Per comprendere appieno il significato di questa definizione è bene analizzarne i concetti chiave, a partire da quello di design.
Il design come attività progettuale
Di solito quando si parla di design si pensa all’aspetto esteriore delle cose (di un mobile, di un oggetto).
Sì, il design riguarda anche l’aspetto estetico ma non si limita ad esso. Design deriva dalla parola italiana disegno e disegno significa non solo rappresentazione grafica ma anche progetto, piano d’azione, proposito, intenzione.
È proprio quest’ultimo significato a interessarci quando parliamo di legal design: design è da intendere come attività di progettazione, come il progettare un qualcosa (ad esempio, un documento) con un intento.
Come progettare: lo human centered design
Sono diversi anni ormai che, a partire dagli Stati Uniti, si è diffuso un particolare approccio nel progettare un prodotto: si parla di human centered design (design antropocentrico) per indicare il progettare un prodotto partendo dai bisogni delle persone.
Per dirla con le parole di Donald Norman – designer e autore del celebre “La caffettiera del masochista” – lo human centered design è “il processo per far sì che un prodotto soddisfi i bisogni della gente, sia comprensibile e usabile, realizzi i compiti voluti e offra un’esperienza d’uso positiva e gradevole”.
All’interno di questo processo bisogna fare attenzione a due aspetti in particolare: “risolvere un problema e risolverlo in un modo che corrisponda alle necessità e capacità umane”.
Cosa progettare: il legal design
Torniamo così alla definizione di partenza, che dovrebbe apparire ora più chiara: il legal design è l’attività con cui si progettano contenuti, servizi, sistemi legali partendo dai bisogni delle persone.
Focalizziamoci sull’oggetto dell’attività progettuale:
- i contenuti: il testo di contratti, regolamenti, policy, pareri, bandi ma anche le informazioni legali comunicate attraverso un sito web, un video, una app ecc.
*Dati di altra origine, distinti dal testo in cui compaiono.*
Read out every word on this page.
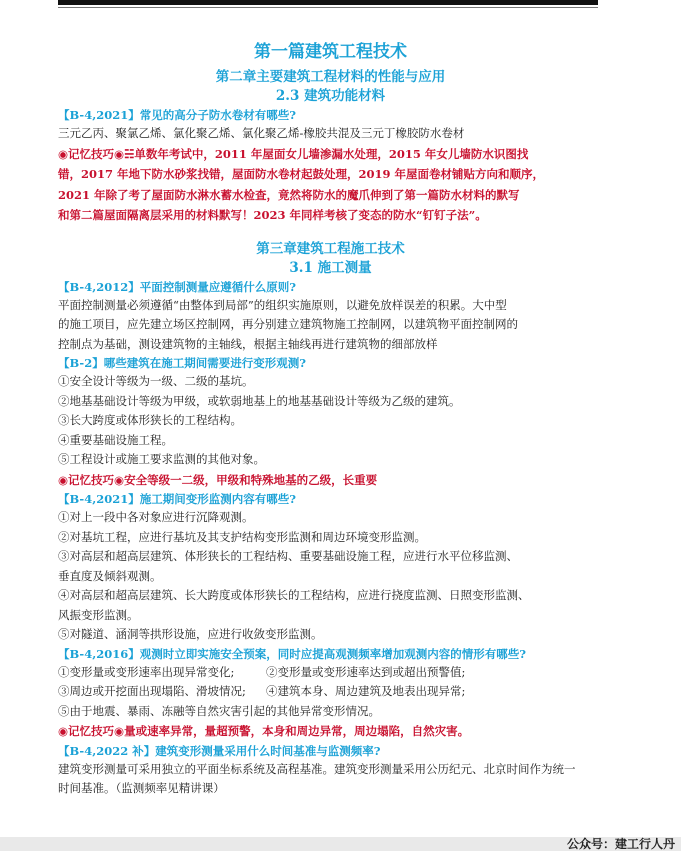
第一篇建筑工程技术
第二章主要建筑工程材料的性能与应用
2.3 建筑功能材料
【B-4,2021】常见的高分子防水卷材有哪些?
三元乙丙、聚氯乙烯、氯化聚乙烯、氯化聚乙烯-橡胶共混及三元丁橡胶防水卷材
◉记忆技巧◉☵单数年考试中，2011 年屋面女儿墙渗漏水处理，2015 年女儿墙防水识图找
错，2017 年地下防水砂浆找错，屋面防水卷材起鼓处理，2019 年屋面卷材铺贴方向和顺序，
2021 年除了考了屋面防水淋水蓄水检查，竟然将防水的魔爪伸到了第一篇防水材料的默写
和第二篇屋面隔离层采用的材料默写！2023 年同样考核了变态的防水“钉钉子法”。
第三章建筑工程施工技术
3.1 施工测量
【B-4,2012】平面控制测量应遵循什么原则?
平面控制测量必须遵循“由整体到局部”的组织实施原则，以避免放样误差的积累。大中型
的施工项目，应先建立场区控制网，再分别建立建筑物施工控制网，以建筑物平面控制网的
控制点为基础，测设建筑物的主轴线，根据主轴线再进行建筑物的细部放样
【B-2】哪些建筑在施工期间需要进行变形观测?
①安全设计等级为一级、二级的基坑。
②地基基础设计等级为甲级，或软弱地基上的地基基础设计等级为乙级的建筑。
③长大跨度或体形狭长的工程结构。
④重要基础设施工程。
⑤工程设计或施工要求监测的其他对象。
◉记忆技巧◉安全等级一二级，甲级和特殊地基的乙级，长重要
【B-4,2021】施工期间变形监测内容有哪些?
①对上一段中各对象应进行沉降观测。
②对基坑工程，应进行基坑及其支护结构变形监测和周边环境变形监测。
③对高层和超高层建筑、体形狭长的工程结构、重要基础设施工程，应进行水平位移监测、
垂直度及倾斜观测。
④对高层和超高层建筑、长大跨度或体形狭长的工程结构，应进行挠度监测、日照变形监测、
风振变形监测。
⑤对隧道、涵洞等拱形设施，应进行收敛变形监测。
【B-4,2016】观测时立即实施安全预案，同时应提高观测频率增加观测内容的情形有哪些?
①变形量或变形速率出现异常变化;	②变形量或变形速率达到或超出预警值;
③周边或开挖面出现塌陷、滑坡情况;	④建筑本身、周边建筑及地表出现异常;
⑤由于地震、暴雨、冻融等自然灾害引起的其他异常变形情况。
◉记忆技巧◉量或速率异常，量超预警，本身和周边异常，周边塌陷，自然灾害。
【B-4,2022 补】建筑变形测量采用什么时间基准与监测频率?
建筑变形测量可采用独立的平面坐标系统及高程基准。建筑变形测量采用公历纪元、北京时间作为统一
时间基准。（监测频率见精讲课）
公众号：建工行人丹
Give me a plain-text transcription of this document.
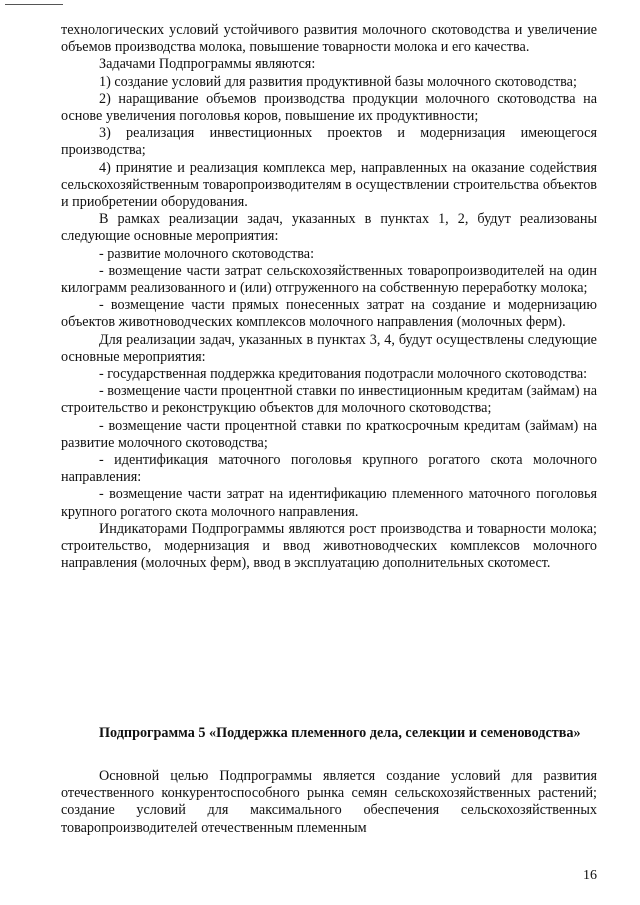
технологических условий устойчивого развития молочного скотоводства и увеличение объемов производства молока, повышение товарности молока и его качества.

Задачами Подпрограммы являются:

1) создание условий для развития продуктивной базы молочного скотоводства;

2) наращивание объемов производства продукции молочного скотоводства на основе увеличения поголовья коров, повышение их продуктивности;

3) реализация инвестиционных проектов и модернизация имеющегося производства;

4) принятие и реализация комплекса мер, направленных на оказание содействия сельскохозяйственным товаропроизводителям в осуществлении строительства объектов и приобретении оборудования.

В рамках реализации задач, указанных в пунктах 1, 2, будут реализованы следующие основные мероприятия:

- развитие молочного скотоводства:

- возмещение части затрат сельскохозяйственных товаропроизводителей на один килограмм реализованного и (или) отгруженного на собственную переработку молока;

- возмещение части прямых понесенных затрат на создание и модернизацию объектов животноводческих комплексов молочного направления (молочных ферм).

Для реализации задач, указанных в пунктах 3, 4, будут осуществлены следующие основные мероприятия:

- государственная поддержка кредитования подотрасли молочного скотоводства:

- возмещение части процентной ставки по инвестиционным кредитам (займам) на строительство и реконструкцию объектов для молочного скотоводства;

- возмещение части процентной ставки по краткосрочным кредитам (займам) на развитие молочного скотоводства;

- идентификация маточного поголовья крупного рогатого скота молочного направления:

- возмещение части затрат на идентификацию племенного маточного поголовья крупного рогатого скота молочного направления.

Индикаторами Подпрограммы являются рост производства и товарности молока; строительство, модернизация и ввод животноводческих комплексов молочного направления (молочных ферм), ввод в эксплуатацию дополнительных скотомест.

Подпрограмма 5 «Поддержка племенного дела, селекции и семеноводства»

Основной целью Подпрограммы является создание условий для развития отечественного конкурентоспособного рынка семян сельскохозяйственных растений; создание условий для максимального обеспечения сельскохозяйственных товаропроизводителей отечественным племенным

16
In Italia e nel resto del mondo, il legal design è identificato soprattutto con la creazione di contenuti legali arricchiti da elementi visuali, come tabelle, diagrammi di flusso, icone ecc., ossia da elementi che contribuiscono a rendere più chiaro il significato di un testo giuridico. - i servizi: ad esempio, quello fornito dalla pubblica amministrazione verso coloro che vogliono avviare un‘attività imprenditoriale soggetta a una serie di autorizzazioni.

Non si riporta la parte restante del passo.